If you’ve somehow never watched Game of Thrones, I’m not entirely sure why you would have clicked on the link that sent you to this page but I’d like to warn you this post is long and full of spoilers (a reference you’d understand if you actually kept up with the cultural zeitgeist).
Now that we’ve gotten that over with, I’m happy to inform people who actually watch the show that after a seemingly endless wait, we’re “only” 41 days away from the first episode of its final season, which we know a lot about while simultaneously knowing nothing about it at all.
In the past month alone, Game of Thrones fans have been doing everything in their power to figure out what’s going to happen over the last six episodes of the show by overanalyzing posters and dissecting snippets from trailers in the hope they can figure out how things will eventually play out.
Thankfully, thirsty viewers now have more information than ever in the form of a cover story from Entertainment Weekly that outlines what went into filming the final season—and, more importantly, what we can expect when everything is said and done.
When I talked to Hafthor Bjornsson a few months ago, he all but confirmed we’re going to be treated to the highly-anticipated Cleganebowl but it appears that faceoff is going to be dwarfed by another long-awaiting sequence: the Battle of Winterfell.
If EW is to be believed, the clash is set to be the most epic showdown Game of Thrones has ever filmed:
“The episode chronicles the great battle of Winterfell, pitting an uneasy collection of allies against the Night King and his army; a face-off teased from the series’ very first scene…
Here fan favorites like Jon Snow (Kit Harington), Daenerys Targaryen (Emilia Clarke), Tyrion Lannister (Peter Dinklage), Arya Stark (Maisie Williams), Sansa Stark (Sophie Turner), and Brienne of Tarth (Gwendoline Christie) are fighting for their lives, impossibly outnumbered against a supernatural enemy.

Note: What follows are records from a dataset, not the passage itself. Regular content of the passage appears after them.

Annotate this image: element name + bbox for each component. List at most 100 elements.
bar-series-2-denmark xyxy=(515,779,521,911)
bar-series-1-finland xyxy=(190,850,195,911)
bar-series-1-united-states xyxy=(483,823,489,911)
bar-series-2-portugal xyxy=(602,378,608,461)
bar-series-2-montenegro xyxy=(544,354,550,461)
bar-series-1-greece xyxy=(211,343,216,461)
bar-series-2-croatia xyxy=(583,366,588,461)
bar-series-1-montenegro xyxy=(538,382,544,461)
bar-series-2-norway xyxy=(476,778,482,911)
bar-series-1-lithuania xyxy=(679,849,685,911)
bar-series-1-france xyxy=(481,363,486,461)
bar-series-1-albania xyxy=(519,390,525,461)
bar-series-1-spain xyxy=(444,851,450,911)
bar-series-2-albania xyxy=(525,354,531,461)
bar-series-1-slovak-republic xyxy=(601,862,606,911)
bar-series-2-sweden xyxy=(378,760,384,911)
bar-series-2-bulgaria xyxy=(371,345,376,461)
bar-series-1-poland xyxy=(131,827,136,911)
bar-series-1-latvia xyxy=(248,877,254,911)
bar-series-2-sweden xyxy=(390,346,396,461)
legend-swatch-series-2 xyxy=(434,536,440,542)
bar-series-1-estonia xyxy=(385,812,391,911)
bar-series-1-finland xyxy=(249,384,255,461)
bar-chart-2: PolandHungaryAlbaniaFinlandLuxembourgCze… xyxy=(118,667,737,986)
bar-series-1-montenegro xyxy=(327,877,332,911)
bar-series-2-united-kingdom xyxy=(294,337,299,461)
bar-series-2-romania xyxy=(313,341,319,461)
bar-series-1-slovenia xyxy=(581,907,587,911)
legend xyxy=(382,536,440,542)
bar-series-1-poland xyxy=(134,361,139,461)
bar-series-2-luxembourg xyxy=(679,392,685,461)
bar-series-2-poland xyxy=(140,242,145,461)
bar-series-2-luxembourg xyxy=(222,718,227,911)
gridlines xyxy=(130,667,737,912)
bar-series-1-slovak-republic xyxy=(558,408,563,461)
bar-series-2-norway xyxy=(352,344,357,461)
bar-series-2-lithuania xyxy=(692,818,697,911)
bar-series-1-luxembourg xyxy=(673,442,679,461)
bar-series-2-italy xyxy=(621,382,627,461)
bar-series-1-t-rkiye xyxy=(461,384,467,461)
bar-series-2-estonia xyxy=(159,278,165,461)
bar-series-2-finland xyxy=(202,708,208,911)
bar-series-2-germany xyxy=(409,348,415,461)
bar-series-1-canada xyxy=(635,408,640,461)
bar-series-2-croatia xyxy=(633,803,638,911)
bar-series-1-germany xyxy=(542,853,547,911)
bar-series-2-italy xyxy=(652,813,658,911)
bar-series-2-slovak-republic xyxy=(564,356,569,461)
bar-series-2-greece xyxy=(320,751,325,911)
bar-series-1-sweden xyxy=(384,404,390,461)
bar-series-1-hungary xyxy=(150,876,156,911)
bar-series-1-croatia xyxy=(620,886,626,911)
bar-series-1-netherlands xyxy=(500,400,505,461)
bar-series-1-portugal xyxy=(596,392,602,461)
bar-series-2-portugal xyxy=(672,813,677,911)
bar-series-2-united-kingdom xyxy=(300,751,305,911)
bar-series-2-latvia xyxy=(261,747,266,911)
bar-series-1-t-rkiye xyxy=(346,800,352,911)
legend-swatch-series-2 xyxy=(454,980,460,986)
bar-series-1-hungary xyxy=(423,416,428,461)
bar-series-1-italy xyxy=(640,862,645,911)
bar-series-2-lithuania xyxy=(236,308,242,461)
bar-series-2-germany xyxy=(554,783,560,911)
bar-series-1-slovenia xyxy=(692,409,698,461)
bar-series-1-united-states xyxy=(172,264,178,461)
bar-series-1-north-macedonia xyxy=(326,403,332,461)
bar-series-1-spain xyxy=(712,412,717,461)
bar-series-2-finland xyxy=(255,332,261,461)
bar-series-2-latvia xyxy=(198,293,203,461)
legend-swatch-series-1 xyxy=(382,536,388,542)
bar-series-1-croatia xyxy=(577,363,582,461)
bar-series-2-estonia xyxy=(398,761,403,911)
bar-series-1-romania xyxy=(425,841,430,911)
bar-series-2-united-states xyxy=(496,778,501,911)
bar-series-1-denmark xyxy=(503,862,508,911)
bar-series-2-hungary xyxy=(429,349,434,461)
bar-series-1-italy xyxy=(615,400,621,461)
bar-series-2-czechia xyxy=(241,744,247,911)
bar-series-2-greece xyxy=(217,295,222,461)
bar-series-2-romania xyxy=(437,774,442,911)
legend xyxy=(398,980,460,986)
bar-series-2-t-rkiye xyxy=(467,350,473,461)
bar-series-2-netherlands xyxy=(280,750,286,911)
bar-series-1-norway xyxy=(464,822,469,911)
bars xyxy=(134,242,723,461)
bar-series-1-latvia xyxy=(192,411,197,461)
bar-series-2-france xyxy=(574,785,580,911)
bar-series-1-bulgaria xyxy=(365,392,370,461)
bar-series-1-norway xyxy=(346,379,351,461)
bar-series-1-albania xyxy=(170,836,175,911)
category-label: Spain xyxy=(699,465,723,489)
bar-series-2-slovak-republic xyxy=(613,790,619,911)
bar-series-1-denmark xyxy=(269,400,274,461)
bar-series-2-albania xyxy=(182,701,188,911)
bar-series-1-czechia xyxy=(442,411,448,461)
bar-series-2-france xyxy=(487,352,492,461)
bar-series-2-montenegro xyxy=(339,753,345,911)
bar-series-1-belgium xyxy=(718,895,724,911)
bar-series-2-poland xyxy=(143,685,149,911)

The outlet provided further details about what went into the battle—which is reportedly one of the largest (and longest) fight sequences in the history of entertainment:
The episode required 11 weeks of grueling night shoots. Imagine up to 750 people working all night long for nearly three months in the middle of open rural countryside: The temperatures are freezing in the low 30s; they’re laboring in icy rain and piercing wind, thick, ankle-deep mud; reeking horse manure and choking smoke.
EW notes almost all of the actors involved hated filming the episode in question and the brutal conditions on set but showrunner D.B. Weiss is very optimistic the final results will be more than worth the struggle:
“We also know no matter what we do, even if it’s the optimal version, that a certain number of people will hate the best of all possible versions. There is no version where everybody says, ‘I have to admit, I agree with every other person on the planet that this is the perfect way to do this’ — that’s an impossible reality that doesn’t exist. I’m hoping for the Breaking Bad [finale] argument where it’s like, ‘Is that an A or an A+?’”
The article itself provides an exhaustive look at all of the work that went into the final season so I highly suggest reading the entire thing, as it’s easily the most extensive piece I’ve come across ahead of the finale.